North East Vending will operate as a Data Controller regarding any Personal Identifiable Information (PII) we gather from you.
This policy sets out the following;
- The type of Data we collect
- How we use your Personal Data
- When, and How we share that Data
- How we protect your Personal Data
- Your rights and choices regarding your Data
- Legal basis for processing Data
Types of Data
In order to carry out work on your behalf we may need the following information;
- Your Company Name and Address
- Information regarding your business
We use this Data in order to;
- Carry out contracted work set out in our letters of engagement
- Provide vending services to your business
Sharing Your Data
In order to carry out contracted work we may share your Data with other service providers in order to increase our efficiency and productivity. All service providers have been checked for GDPR compliance and none of our service providers have been given permission to share or otherwise process your Data. Although your Data may be hosted with one or more of these services providers no Data Processing is carried out by them at any time. We only share information where required by law or with carefully selected contractors and specialists to help us provide our services. We only share Data with other companies who are GDPR compliant. We are careful to minimise such sharing.

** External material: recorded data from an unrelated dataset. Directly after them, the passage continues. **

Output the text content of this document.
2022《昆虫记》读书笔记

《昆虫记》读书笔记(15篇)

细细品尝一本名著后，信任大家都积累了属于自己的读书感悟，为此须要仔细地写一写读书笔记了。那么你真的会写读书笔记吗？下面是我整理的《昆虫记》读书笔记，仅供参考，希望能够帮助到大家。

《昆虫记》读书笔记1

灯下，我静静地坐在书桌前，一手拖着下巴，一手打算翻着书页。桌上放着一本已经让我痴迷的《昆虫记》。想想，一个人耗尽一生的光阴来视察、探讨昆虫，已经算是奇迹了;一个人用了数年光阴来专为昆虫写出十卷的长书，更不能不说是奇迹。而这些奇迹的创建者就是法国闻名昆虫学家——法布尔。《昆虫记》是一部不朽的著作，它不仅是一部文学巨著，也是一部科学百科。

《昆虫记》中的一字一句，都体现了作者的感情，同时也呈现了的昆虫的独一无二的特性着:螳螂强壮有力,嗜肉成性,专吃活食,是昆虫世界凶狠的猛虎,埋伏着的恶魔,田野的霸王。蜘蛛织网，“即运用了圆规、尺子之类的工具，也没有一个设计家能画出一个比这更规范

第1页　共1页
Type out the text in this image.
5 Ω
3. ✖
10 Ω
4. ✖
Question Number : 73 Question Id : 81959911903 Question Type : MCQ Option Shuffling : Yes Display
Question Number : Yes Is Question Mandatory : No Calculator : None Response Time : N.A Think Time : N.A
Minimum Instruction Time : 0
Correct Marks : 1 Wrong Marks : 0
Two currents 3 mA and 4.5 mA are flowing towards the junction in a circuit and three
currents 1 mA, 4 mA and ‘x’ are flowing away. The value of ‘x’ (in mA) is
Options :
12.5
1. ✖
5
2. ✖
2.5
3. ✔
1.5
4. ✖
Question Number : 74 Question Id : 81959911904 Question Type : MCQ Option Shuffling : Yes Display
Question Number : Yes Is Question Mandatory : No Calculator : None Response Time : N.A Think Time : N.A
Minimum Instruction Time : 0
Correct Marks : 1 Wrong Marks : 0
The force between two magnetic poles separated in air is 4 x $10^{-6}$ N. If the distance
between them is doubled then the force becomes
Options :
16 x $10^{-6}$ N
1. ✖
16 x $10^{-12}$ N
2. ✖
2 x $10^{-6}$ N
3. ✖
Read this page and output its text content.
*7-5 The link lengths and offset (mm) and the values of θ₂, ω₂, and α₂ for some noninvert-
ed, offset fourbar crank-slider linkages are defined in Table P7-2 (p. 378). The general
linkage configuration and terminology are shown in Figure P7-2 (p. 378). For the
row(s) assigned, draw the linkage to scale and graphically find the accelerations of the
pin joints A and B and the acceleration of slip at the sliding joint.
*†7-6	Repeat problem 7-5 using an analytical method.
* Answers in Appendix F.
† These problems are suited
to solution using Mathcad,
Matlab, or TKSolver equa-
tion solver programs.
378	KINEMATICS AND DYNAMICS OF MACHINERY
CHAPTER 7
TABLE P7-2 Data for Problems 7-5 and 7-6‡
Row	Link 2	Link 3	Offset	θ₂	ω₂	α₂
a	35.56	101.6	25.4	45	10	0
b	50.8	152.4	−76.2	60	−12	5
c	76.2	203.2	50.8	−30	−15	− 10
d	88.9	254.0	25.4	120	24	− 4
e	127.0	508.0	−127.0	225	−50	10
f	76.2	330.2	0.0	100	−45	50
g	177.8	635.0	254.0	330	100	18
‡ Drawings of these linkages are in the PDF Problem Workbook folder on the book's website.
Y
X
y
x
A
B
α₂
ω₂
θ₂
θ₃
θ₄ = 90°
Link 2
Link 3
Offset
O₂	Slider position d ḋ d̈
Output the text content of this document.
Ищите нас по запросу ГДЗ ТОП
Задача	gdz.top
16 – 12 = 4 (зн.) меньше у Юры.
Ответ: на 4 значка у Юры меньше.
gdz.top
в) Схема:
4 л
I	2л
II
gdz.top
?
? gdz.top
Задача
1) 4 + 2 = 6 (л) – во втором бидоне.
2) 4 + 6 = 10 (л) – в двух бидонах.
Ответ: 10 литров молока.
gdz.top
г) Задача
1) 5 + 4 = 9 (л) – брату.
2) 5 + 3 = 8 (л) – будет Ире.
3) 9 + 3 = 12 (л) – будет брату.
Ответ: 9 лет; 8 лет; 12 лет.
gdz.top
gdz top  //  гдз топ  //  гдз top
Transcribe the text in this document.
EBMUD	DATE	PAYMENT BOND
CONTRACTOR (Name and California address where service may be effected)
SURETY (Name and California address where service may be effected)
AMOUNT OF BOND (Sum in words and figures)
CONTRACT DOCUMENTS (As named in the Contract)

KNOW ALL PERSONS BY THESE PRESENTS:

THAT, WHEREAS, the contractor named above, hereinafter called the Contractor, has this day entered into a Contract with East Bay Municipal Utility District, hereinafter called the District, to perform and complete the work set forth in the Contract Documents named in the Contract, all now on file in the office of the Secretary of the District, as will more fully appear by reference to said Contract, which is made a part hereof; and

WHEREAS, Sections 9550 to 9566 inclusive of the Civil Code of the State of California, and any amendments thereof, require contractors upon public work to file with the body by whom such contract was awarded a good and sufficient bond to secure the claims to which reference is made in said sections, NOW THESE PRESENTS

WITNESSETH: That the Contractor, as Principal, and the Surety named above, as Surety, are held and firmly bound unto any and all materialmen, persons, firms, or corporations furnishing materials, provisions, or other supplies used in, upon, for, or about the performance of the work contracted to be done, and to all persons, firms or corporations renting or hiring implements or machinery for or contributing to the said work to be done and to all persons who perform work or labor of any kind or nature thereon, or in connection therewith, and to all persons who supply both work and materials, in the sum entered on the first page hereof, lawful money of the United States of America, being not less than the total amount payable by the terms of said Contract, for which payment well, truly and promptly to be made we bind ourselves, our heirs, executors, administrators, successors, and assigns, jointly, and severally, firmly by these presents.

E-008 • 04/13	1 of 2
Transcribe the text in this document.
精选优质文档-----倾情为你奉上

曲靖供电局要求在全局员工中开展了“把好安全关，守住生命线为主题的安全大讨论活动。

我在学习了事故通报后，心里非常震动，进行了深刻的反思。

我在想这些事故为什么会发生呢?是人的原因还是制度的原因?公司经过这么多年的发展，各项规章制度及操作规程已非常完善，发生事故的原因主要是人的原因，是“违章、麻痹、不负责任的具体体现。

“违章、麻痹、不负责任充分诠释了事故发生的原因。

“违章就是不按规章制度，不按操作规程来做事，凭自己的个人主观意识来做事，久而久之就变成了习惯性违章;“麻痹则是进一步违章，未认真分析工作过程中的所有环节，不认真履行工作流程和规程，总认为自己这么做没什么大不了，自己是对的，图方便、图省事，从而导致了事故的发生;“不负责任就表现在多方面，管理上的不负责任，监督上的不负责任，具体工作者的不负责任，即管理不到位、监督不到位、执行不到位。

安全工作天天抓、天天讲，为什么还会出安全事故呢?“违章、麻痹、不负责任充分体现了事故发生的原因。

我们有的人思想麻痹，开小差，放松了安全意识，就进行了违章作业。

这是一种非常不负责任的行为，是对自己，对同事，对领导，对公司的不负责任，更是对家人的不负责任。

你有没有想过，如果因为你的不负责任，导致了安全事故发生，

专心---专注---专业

We may also share your personal Data if:
- The Law or a public authority says we must share that Data
- If we need to share personal Data in order to establish or defend our legal rights, this includes providing personal Data to others for the purposes of preventing fraud and reducing credit risk to any other successors in title to our business
Legal basis for processing your Data:
Your Data will only be processed by North East Vending in order to carry out vending services as contracted by you the client. These services are explained in our letters of engagement and quotations.
How we protect your Data:
- We use computer safeguards such as firewalls and Data encryption and we enforce physical access controls to our building and files to keep this Data safe. We only authorise access to your Data for employees who need it in order to carry out their job responsibilities.
- We protect your Data in transit by using Secure Sockets Layer (SSL) or other encryption technologies unless specifically asked by you, the client, to do otherwise.
- We enforce physical, electronic and procedural safeguards in connection with the collection, storage and disclosure of your information. We may, on occasion, ask for proof of identity before sharing your personal Data with you.
Whilst we take appropriate technical and procedural measures to safeguard your personal Data please be aware that we cannot guarantee the security of any personal Data that you transfer over the internet to us.
Your Data will not be transferred to, or stored at any destination outside the European Economic Area (EEA). If this ever becomes the case then we will inform you and we will put in place appropriate protections and safeguards to ensure your Data is adequately protected.
Your Rights and Choices
You have the right to see the personal Data we hold about you under the GDPR, this is called a Subject Access Request. If you wish to see this Data then please inform us in writing or via our email address which is firstname.lastname@example.org.
Please inform us if you believe any of the Data we hold regarding you is inaccurate and we will update accordingly.
You also have the right to ask us to delete all personal Data we hold about you. Again please submit this request via email.